Polskie MSZ odradza podróże do Egiptu. Resort spraw zagranicznych zwiększył w tej sprawie stopień zagrożenia na "nie podróżuj". Nie wprowadzano stopnia "opuść natychmiast". Wcześniej ostrzegano przed wyjazdami do dużych miast, natomiast podawano, że w kurortach nad Morzem Czerwonym jest bezpiecznie.

"Mając na uwadze to, że naszym celem jest przede wszystkim zapewnienie bezpieczeństwa polskim obywatelom za granicą, podjęliśmy decyzję o zwiększeniu stopnia zagrożenia na " Nie podróżuj" - mówił na briefingu Michał Safianik z MSZ.

Ministerstwo podkreśla, że ostrzeżenie ma charakter prewencyjny i powinni wziąć je pod uwagę planujący wakacje. Poinformowano, że zwiększając stopień zagrożenia wzięto pod uwagę wydarzenia w perspektywie kilku tygodni, a nie z ostatnich dni. Podano bowiem, że nie ma informacji o tym, żeby Polacy w kurortach byli w niebezpieczeństwie. Jednak w dłuższym czasie protesty mogą wyjść poza duże miasta.

Safianik oświadczył też, że polska ambasada w Egipcie nie zostanie zamknięta. Argumentował, że nasze służby konsularne są dobrze chronione. Dodał, że zamieszki nie dzieją się bezpośrednio w pobliżu polskiej ambasady, a nasi dyplomaci w Egipcie czują się bezpiecznie. Podano też, że zwiększenie stopnia zagrożenia nie może być podstawą do roszczeń.

W Egipcie dochodzi do starć zwolenników odsuniętego od władzy Muhammad Mursiego z rządzącą krajem armią. Zginęły setki osób.

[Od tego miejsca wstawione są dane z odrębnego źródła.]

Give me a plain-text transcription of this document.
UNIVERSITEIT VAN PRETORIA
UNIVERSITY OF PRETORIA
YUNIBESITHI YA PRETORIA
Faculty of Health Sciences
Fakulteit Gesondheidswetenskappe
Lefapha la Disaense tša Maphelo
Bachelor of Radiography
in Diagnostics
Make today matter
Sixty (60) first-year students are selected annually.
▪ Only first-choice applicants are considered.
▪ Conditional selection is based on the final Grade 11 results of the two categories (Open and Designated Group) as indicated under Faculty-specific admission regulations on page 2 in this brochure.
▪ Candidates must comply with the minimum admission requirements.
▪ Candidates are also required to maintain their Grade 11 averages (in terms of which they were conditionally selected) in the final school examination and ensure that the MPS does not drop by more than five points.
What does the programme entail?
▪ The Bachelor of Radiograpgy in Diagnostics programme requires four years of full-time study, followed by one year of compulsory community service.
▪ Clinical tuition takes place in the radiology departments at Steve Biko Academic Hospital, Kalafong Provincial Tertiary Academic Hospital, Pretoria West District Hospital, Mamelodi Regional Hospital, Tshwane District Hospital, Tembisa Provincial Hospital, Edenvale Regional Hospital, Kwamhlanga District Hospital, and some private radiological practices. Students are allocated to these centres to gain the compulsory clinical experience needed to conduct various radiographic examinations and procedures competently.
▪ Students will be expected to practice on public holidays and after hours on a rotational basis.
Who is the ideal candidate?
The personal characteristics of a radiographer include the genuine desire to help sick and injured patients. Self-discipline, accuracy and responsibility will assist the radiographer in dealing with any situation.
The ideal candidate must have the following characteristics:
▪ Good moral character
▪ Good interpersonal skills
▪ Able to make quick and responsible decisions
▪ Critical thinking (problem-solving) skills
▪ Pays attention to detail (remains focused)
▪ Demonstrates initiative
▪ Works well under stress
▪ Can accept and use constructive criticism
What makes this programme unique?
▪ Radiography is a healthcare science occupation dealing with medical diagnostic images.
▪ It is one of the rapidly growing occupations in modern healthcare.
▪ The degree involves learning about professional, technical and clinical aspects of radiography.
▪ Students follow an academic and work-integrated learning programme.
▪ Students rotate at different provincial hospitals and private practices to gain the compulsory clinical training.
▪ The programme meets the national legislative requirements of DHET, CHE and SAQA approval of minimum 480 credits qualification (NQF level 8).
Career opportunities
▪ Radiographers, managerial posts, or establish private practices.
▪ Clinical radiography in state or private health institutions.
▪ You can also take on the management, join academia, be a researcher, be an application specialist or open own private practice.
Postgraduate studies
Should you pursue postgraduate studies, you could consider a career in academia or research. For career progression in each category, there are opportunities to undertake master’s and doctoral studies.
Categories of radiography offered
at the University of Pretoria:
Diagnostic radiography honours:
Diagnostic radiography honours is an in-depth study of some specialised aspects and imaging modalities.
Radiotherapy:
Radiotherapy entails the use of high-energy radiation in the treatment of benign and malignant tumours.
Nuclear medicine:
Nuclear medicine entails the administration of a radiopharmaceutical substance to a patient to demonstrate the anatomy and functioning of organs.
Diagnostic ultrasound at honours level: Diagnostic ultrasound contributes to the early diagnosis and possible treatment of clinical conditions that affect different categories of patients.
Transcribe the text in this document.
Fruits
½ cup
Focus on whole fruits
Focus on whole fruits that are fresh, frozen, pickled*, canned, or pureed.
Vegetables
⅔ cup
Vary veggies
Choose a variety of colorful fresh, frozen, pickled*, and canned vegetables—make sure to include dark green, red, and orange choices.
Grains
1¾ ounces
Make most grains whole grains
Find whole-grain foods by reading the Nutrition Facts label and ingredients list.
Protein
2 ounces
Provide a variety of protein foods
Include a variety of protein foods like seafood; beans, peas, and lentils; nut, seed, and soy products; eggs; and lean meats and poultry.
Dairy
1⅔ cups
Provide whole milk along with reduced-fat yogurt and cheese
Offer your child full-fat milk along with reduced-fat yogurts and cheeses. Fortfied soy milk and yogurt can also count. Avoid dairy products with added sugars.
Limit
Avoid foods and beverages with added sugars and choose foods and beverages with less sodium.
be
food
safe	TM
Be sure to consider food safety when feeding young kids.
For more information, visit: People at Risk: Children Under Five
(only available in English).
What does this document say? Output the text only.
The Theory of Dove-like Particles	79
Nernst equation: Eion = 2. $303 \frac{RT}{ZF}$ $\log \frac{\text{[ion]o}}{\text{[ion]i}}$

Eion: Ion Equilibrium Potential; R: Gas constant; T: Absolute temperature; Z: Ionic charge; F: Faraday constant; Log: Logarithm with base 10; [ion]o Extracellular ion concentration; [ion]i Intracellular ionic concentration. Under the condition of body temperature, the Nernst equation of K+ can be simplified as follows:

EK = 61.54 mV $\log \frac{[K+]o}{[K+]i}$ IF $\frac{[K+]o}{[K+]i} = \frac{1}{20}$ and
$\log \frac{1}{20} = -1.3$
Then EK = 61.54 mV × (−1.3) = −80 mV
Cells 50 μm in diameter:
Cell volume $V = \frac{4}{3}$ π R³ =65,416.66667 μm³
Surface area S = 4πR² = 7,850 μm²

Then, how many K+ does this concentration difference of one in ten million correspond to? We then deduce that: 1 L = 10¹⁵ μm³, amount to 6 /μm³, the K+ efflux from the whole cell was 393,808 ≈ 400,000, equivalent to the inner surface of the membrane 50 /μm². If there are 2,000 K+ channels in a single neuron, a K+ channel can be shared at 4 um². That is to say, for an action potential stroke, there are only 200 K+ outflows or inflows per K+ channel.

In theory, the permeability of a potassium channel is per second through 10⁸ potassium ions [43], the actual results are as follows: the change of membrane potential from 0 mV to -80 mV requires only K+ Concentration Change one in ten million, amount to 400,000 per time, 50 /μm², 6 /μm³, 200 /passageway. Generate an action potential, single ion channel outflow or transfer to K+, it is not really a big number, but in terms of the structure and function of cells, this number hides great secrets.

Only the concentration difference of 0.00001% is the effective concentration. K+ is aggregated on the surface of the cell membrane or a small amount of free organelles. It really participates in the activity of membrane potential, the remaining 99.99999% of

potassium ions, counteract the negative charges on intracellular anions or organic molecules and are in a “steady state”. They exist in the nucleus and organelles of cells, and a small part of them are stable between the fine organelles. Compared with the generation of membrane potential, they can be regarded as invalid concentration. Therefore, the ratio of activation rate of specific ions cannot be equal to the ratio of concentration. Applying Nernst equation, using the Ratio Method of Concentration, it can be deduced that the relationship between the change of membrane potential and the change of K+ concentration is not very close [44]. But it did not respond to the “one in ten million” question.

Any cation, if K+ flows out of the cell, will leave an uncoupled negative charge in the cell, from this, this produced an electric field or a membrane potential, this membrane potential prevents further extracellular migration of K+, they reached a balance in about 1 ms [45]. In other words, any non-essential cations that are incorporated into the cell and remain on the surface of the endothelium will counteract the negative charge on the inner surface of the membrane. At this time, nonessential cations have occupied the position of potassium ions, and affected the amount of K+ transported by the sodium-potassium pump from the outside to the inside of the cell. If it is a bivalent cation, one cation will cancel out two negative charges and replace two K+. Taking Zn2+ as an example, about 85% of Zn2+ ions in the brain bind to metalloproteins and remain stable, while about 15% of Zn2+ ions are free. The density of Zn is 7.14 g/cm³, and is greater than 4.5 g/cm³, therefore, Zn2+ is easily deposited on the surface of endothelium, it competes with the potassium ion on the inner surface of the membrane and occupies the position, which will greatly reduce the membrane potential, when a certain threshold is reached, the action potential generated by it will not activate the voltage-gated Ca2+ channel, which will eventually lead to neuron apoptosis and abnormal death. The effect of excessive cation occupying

W egipskich kurortach jest teraz kilka tysięcy Polaków. Kolejni chcą do nich dołączyć. Swoją decyzję MSZ ogłosiło przed 16.00. W tym czasie na warszawskim Lotnisku Chopina pasażerowie szykowali się do lotu do Hurgady. Byli tuż przed odprawą paszportową. Niektórzy żałowali, że MSZ nie wydało komunikatu wcześniej. "Bardzo mocno byśmy się zastanawiali. Ja bym zdecydowała się nie jechać" - mówili IAR pasażerowie wybierający się na egipską wycieczkę. "Wykupiliśmy wycieczkę, więc lecimy. W kurortach jest bezpiecznie - przekonywali inni.